Art. 2º O Tribunal Especial julgará tambem, na conformidade das leis em vigor, os crimes políticos e funcionais ainda não aforados nas justiças ordinárias, na data do decreto n. 19.398, de 1930, salvo os que a seu critério não interessem à Revolução e à obra de reconstrução revolucionária.
Art. 3º O Tribunal Especial terá sua sede na Capital do Brasil e estenderá sua jurisdição sobre o território nacional.

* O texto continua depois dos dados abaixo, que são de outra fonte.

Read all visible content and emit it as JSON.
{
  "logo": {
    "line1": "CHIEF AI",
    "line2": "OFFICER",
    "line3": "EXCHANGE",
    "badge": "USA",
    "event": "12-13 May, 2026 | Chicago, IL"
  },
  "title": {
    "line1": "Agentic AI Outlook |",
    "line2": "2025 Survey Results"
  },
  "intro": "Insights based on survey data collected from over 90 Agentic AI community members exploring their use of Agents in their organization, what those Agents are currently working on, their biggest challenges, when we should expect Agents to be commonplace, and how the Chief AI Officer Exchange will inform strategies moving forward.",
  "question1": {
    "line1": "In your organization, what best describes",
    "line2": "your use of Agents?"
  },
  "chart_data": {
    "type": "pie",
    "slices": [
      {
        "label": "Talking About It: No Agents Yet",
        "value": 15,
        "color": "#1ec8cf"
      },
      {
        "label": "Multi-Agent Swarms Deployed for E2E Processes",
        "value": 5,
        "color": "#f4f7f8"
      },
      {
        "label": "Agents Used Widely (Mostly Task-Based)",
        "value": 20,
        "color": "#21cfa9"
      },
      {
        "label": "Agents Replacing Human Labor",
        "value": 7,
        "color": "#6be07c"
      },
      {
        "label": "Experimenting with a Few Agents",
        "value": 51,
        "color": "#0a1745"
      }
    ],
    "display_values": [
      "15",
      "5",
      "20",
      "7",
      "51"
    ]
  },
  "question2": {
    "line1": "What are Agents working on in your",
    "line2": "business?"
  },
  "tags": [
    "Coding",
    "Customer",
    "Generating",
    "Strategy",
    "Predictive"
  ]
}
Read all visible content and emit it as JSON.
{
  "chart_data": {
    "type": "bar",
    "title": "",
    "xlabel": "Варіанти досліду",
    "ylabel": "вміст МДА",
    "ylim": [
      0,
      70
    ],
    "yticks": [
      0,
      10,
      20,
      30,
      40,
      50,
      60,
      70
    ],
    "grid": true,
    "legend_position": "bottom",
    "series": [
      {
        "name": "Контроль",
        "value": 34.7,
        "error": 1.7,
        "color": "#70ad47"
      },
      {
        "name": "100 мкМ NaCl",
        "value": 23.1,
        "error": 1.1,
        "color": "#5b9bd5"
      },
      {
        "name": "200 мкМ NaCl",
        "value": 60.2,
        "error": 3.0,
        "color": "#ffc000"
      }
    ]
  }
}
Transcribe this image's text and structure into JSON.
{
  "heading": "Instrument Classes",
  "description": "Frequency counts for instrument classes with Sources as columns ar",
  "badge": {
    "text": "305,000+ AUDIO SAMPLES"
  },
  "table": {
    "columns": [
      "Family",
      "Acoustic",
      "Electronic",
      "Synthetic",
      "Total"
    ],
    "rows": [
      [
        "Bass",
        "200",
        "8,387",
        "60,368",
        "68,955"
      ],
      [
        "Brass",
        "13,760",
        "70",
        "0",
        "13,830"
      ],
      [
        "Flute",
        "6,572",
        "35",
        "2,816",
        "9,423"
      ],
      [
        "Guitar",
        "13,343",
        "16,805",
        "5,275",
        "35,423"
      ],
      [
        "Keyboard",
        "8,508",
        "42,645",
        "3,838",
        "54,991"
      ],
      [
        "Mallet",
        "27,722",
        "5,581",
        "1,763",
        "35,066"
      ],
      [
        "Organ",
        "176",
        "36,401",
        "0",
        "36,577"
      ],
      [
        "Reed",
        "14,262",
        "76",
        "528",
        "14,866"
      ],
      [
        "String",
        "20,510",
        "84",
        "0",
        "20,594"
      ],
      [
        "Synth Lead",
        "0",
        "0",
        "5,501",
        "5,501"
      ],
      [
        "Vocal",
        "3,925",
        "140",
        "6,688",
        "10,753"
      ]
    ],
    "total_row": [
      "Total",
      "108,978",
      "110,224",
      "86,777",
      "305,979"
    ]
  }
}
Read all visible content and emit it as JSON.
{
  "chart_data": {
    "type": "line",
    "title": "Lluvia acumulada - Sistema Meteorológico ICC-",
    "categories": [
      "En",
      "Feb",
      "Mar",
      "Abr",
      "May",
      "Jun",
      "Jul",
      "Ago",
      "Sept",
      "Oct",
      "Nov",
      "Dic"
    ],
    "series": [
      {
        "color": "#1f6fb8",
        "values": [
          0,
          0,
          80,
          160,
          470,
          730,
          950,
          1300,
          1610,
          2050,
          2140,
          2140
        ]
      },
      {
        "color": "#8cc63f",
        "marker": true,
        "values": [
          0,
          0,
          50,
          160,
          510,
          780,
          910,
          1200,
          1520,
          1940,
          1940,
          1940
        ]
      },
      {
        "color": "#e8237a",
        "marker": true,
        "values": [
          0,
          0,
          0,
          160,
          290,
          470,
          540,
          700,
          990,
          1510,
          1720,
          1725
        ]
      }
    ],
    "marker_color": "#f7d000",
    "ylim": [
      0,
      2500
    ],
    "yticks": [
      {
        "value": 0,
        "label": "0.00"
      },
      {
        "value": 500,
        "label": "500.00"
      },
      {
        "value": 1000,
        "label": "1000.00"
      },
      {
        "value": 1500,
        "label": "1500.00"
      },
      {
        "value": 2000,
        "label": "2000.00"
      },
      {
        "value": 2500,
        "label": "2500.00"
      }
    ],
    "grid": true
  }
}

Art. 4º Quando de sindicâncias ou de processos submetidos a apreciação do Tribunal resultar indício de algum crime ou contravenção que este julgue escapar à sua competência, remeterá cópias autênticas das respectivas peças à autoridade competente, para instauração do processo cabivel.
Art. 5º Para os efeitos deste decreto, constituem atos e práticas passíveis das sanções e providências nele estabelecidas:
a) aplicação ou uso indébito ou irregular, dos dinheiros ou haveres públicos, realixação de contratos manifestamente prejudiciais ao Estado; e, em geral, todo ato ou prática de improbidade contra a fortuna pública;
b) os atos diretos ou indiretos de fraude praticados por qualquer representante dos poderes públicos, contra o sistema de representação efetiva, ou contra a verdade dessa representação, incluidos neste preceito os que exercerem mandato legislativo ou judicial;
c) as transgressões de qualquer dever ou obrigação inerentes às funções públicas ou abuso da respectiva autoridade;
d) a prática da advocacia administrativa de qualquer natureza, especialmente o patrocínio, por pessoa investida de função pública, ou por parente seu, de interesse privados junto à administração pública, ou a empresa de que a União ou o Estado seja acionista ou por uma ou outra subvencionada.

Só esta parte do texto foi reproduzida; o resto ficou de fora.